(Bloomberg) — Oil fell amid concern a resurgent virus will hurt demand in some economies, and after data showed a slight build in U.S. inventories.
West Texas Intermediate was 0.5% lower in early Asian trading following a drop of more than 1% on Tuesday, when crude joined a broad-based retreat in equities and other commodities. The renewed spread of Covid-19 in countries such as India is casting a pall over the global economic rebound, even as signs of an improvement in energy demand elsewhere continue to pile up.
Oil’s value has risen more than a quarter this year as vaccines are rolled out, paving the way for a relaxation of lockdowns, greater economic activity, and increased mobility. Against that backdrop, the Organization of Petroleum Exporting Countries and its allies plan to start easing deep supply cuts from May. But the dramatic flare-up in cases in India has started to undermine the narrative that there’ll be an uninterrupted rebound in global consumption.
The American Petroleum Institute reported domestic crude stockpiles rose by 436,000 barrels last week, while gasoline supplies fell by more than 1.6 million barrels, according to people familiar with the data. If confirmed by U.S. government data on Wednesday, that would be the first weekly increase in crude inventories in four weeks.
In India, soaring new cases have forced both the financial and political capitals to impose restrictions on movement, with New Delhi mandating a six-day strict lockdown that started Tuesday. The nation is now the world’s second-worst hit country, lagging only the U.S., with daily infections topping 200,000.
In Japan, Tokyo and Osaka — the two biggest and economically important cities — will ask the government to declare a state of emergency to contain a surge in cases just three months before the start of the delayed Olympics.
Still, there are optimistic forecasts. Vitol Group, the biggest independent oil trader, expects demand to come roaring back as the world emerges from the pandemic, and predicts a rally to $70 to $75 a barrel in the third quarter.

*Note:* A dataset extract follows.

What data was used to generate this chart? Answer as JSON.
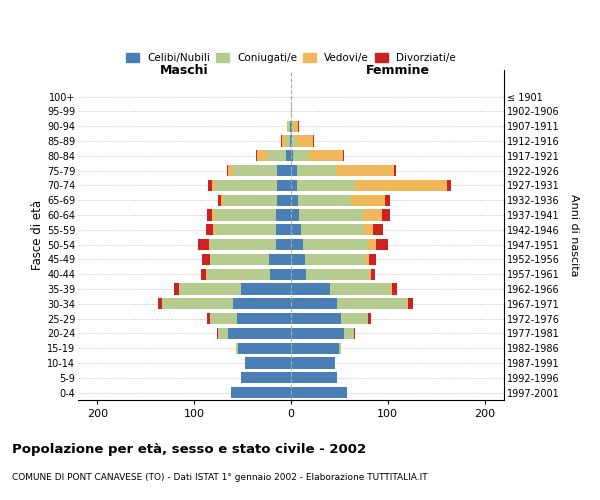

There are also positive signs in China, Asia’s largest economy. Traffic and factory activity across the world’s biggest crude importer is surpassing pre-virus levels. Among data points, congestion during morning rush hours in cities including Beijing and Shanghai was higher than average 2019 levels in the week to April 12, according to figures from TomTom International BV.
Brent’s prompt timespread remains backwardated at 65 cents a barrel, up from 40 cents at the start of the month. That’s a bullish pattern, with near-term prices trading above those further out.